Senin, 06/07/2026, 22:34:17 WIB

PanturaNews (Pemalang) – Praktik dugaan monopoli penjualan seragam sekolah kembali mencuat di Kabupaten Pemalang pada momentum Penerimaan Peserta Didik Baru (PPDB) tahun ini. 

Kali ini, keluhan datang dari salah seorang wali murid baru di SMP Negeri 2 Taman yang merasa dipermainkan oleh sistem pengadaan seragam di sekolah tersebut.

Aroma tidak sedap mengenai pengadaan kelengkapan siswa ini terungkap setelah salah satu orang tua murid baru, Heppy, blak-blakan mengaku menjadi korban sistem oper-mengoper yang diduga sengaja diciptakan untuk mengarahkan wali murid ke pihak tertentu.

Modus Diarahkan ke Toko Tertentu

Kepada awak media, Heppy menceritakan pengalaman tidak menyenangkan yang dialaminya. Niat hati ingin menyambut tahun ajaran baru dengan tenang, ia justru dibuat pusing lantaran diwajibkan membeli seluruh bahan seragam di satu toko yang sudah ditunjuk.

"Kami ini seperti dipermainkan. Mau beli seragam sekolah untuk anak saja prosesnya ribet. Kami malah diarahkan ke toko tertentu, lalu diminta membeli seluruh bahan pakaian di sana. Ini kan aneh, seperti ada monopoli," ungkap Heppy kepada awak media, Senin (6/7/2026).

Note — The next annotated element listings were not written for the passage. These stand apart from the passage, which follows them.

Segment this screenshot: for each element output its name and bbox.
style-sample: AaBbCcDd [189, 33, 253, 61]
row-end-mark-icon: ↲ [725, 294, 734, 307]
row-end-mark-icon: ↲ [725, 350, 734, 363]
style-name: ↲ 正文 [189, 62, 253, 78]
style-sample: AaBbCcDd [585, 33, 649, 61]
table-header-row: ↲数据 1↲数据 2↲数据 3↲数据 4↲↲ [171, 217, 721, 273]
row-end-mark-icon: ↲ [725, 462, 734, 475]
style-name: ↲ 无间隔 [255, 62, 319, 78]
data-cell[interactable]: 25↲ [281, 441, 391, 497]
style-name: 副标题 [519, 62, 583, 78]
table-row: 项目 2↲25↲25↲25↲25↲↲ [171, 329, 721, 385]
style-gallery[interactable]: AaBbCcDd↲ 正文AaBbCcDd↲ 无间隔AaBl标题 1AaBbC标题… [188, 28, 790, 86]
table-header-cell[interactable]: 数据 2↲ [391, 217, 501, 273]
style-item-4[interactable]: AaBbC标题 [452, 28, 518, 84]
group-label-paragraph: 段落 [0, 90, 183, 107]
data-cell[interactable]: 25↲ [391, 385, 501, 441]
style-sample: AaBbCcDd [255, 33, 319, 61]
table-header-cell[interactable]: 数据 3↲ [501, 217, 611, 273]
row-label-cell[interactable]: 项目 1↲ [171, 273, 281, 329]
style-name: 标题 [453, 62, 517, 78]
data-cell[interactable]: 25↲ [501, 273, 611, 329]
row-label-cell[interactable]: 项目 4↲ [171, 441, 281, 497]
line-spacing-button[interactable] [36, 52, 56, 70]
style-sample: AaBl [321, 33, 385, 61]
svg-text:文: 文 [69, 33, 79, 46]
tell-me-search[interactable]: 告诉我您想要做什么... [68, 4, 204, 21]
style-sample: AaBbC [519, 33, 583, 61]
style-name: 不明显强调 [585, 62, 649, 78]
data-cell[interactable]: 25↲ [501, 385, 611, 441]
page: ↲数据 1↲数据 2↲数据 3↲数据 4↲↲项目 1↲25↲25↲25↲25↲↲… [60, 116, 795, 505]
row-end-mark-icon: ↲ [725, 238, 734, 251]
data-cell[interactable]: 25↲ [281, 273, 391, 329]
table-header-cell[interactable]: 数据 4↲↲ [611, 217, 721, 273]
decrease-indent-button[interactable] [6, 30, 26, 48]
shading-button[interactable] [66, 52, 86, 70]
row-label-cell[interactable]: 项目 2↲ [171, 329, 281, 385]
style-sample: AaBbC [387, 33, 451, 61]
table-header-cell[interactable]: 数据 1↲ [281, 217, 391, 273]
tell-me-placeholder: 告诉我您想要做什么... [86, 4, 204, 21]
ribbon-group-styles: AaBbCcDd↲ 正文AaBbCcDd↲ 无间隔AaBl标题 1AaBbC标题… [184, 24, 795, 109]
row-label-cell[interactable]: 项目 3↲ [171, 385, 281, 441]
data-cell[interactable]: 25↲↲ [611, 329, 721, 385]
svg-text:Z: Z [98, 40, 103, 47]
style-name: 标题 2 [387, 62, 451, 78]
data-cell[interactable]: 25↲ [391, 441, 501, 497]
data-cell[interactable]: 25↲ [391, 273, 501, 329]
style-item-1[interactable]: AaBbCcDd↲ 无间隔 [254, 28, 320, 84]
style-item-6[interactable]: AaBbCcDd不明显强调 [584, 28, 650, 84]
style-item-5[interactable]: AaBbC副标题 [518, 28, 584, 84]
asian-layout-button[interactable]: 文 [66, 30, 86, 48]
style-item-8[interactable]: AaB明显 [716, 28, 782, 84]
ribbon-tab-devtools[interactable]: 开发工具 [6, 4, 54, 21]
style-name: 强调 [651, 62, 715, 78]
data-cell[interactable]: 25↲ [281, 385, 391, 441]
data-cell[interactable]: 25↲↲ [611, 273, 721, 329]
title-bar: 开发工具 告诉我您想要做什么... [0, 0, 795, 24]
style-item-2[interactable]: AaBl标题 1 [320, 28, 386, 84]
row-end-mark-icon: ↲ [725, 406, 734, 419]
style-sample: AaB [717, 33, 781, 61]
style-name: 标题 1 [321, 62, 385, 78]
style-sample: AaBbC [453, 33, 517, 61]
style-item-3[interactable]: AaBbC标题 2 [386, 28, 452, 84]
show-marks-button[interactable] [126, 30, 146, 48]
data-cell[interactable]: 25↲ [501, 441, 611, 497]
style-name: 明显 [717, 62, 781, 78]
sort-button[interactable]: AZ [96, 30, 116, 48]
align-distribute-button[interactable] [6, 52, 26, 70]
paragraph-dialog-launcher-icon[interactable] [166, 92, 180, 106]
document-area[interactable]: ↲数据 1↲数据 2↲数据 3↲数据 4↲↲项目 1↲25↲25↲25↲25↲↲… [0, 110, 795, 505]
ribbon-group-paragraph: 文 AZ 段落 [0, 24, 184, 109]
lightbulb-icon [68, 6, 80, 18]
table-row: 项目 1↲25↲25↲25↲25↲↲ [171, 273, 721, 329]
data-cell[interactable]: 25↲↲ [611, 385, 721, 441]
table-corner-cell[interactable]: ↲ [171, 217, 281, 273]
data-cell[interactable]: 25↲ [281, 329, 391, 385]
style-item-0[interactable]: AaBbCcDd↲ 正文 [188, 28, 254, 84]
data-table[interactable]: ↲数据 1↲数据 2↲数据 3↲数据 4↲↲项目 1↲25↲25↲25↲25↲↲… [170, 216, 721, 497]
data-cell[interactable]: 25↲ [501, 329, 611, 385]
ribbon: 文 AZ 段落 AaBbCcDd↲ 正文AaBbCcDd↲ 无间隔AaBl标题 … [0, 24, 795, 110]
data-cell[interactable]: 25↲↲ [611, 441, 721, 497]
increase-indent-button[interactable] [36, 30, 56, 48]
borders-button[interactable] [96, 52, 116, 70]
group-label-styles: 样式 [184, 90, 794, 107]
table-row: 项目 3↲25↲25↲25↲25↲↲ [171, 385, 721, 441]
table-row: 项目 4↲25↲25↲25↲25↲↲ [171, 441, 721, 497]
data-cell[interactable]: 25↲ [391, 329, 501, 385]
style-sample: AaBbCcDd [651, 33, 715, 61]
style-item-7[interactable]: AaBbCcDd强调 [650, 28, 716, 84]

Kebijakan yang dinilai sepihak dan kurang transparan tersebut memicu tanda tanya besar di kalangan orang tua murid. Mengapa pihak sekolah seolah-olah menjadi 'marketing' dari toko kain tertentu.

Kepala Sekolah 'Menghilang' Saat Digeruduk

Dipicu rasa jengkel yang mendalam, Heppy akhirnya nekat mendatangi SMP Negeri 2 Taman pada Senin pagi guna meminta klarifikasi langsung dari pihak manajemen sekolah. 

Ia menuntut penjelasan mengenai aturan pembelian seragam yang dinilainya sangat memberatkan tersebut.

Namun sayang, upayanya untuk meminta transparansi dari pimpinan sekolah bertepuk sebelah tangan. Saat disambangi, Kepala SMP Negeri 2 Taman sedang tidak berada di kantornya.

"Tadi kepala sekolah tidak ada di tempat," tambah Heppy.

Di lokasi, wali murid tersebut hanya ditemui oleh Marwiyah, salah seorang petugas Koperasi SMP Negeri 2 Taman. 

Di hadapan petugas koperasi, Heppy pun langsung menumpahkan seluruh keluh kesah dan melayangkan protes keras terkait carut-marutnya urusan seragam tersebut.